Enquanto houver um “eu” pensando e sentindo, não importa como esse “eu” possa ser concebido, esse “eu” é um objeto e está cativo — pois todos os objetos estão necessariamente cativos.
Mesmo que consiga liberar meu “eu” do medo, do desejo e da afetividade de qualquer tipo ou grau, esse “eu” liberado continua existindo como um “eu”, e não importa se está libertado ou não de qualquer incubo aparente — pois sua subsistência contínua como um centro livre ou não livre é o próprio cativeiro.
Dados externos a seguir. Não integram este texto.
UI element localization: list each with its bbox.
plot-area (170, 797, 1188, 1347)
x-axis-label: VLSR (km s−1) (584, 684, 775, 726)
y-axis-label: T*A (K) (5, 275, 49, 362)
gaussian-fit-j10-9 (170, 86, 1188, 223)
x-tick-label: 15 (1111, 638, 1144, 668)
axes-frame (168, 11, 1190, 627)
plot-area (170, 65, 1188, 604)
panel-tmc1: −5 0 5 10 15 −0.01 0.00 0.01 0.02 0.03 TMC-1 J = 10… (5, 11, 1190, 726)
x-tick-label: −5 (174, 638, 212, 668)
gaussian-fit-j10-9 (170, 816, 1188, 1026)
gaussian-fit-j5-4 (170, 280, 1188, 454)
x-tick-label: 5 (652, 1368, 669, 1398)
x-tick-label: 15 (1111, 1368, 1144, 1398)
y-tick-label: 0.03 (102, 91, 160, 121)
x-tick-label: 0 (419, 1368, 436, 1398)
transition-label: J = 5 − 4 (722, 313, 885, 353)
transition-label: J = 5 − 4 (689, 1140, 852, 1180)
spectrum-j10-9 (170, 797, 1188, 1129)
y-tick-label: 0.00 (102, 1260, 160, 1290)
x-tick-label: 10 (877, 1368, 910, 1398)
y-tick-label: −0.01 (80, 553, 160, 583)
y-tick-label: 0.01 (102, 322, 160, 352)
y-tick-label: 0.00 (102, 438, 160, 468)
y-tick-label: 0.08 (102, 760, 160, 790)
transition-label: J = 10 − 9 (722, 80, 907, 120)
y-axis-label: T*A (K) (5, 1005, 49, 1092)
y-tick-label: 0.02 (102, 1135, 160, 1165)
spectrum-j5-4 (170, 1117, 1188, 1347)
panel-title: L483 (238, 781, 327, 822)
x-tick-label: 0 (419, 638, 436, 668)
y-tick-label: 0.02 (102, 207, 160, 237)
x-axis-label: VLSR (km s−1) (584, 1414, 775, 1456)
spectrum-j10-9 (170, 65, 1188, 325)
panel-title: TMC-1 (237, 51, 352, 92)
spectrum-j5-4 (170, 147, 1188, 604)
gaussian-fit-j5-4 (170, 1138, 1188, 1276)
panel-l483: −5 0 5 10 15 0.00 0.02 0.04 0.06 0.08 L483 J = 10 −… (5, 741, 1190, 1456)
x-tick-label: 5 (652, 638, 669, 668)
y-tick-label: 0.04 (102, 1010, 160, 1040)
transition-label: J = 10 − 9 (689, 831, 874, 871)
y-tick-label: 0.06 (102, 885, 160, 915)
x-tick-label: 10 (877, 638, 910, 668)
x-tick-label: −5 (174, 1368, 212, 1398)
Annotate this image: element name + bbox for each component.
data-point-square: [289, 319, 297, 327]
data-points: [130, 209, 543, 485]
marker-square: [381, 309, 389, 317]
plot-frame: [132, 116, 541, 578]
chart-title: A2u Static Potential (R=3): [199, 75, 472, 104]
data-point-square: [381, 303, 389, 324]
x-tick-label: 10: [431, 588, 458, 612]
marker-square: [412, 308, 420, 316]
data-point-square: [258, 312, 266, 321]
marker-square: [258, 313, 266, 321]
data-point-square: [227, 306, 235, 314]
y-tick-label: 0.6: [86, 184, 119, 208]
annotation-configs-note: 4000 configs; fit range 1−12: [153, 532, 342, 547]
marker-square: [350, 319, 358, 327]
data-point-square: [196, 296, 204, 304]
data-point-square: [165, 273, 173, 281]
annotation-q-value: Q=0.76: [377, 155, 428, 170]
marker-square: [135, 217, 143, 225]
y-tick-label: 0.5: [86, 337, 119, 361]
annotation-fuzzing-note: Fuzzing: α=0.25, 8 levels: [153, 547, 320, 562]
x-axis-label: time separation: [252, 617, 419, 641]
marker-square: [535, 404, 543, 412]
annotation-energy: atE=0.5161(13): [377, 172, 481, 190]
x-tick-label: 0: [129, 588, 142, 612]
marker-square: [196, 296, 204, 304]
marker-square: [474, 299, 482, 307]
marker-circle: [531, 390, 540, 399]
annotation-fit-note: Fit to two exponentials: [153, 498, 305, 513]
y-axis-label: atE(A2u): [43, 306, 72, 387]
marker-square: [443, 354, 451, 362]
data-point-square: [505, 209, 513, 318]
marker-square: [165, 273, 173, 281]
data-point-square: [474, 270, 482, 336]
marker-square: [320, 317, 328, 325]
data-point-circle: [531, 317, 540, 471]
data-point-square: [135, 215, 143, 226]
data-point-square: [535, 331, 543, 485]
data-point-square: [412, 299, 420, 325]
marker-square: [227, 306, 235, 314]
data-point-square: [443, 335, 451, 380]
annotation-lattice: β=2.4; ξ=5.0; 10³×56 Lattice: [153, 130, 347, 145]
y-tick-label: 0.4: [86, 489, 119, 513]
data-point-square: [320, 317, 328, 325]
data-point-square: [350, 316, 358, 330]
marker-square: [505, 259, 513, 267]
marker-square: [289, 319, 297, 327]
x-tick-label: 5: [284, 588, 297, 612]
O medo, o desejo, a afetividade são manifestações da pseudoentidade que constitui o cativeiro; portanto, é a entidade, e não as manifestações dela, que precisa ser eliminada.
Uma entidade deve inevitavelmente estar ligada, pois uma entidade é um objeto do sujeito que afirma ser, e todo objeto de um sujeito está no cativeiro da causalidade aparente.
É por isso que os Mestres afirmaram com tanta frequência que não há diferença entre “iluminação” e “ignorância”, pois em ambas as condições permanece uma entidade conceitual para ser uma ou outra, para experimentar uma ou outra condição.
O que quer que se possa afirmar sobre uma suposta entidade ou “eu”, ou “centro” de qualquer tipo, não é diferente de seu oposto, pois cada um é o aspecto positivo ou negativo de uma inferência, uma interpretação, que parece “existir” e é um conceito na mente. Cada um deles, seja o que for, nem é e nem não é, pois é uma suposição que condiciona uma entidade que é, ela mesma, uma suposição, de modo que a condição, ou seu oposto, ou sua ausência, é um conceito aplicado a um conceito, ou seja, a sombra do que é, ela mesma, uma sombra, cuja substância reside em sua origem enquanto noúmeno.
Somente na ‘noumenalidade’ pode haver ausência de cativeiro, pois noumenalmente não pode haver nenhuma entidade a ser cativa.
Portanto, somente a vida noumênica pode ser livre.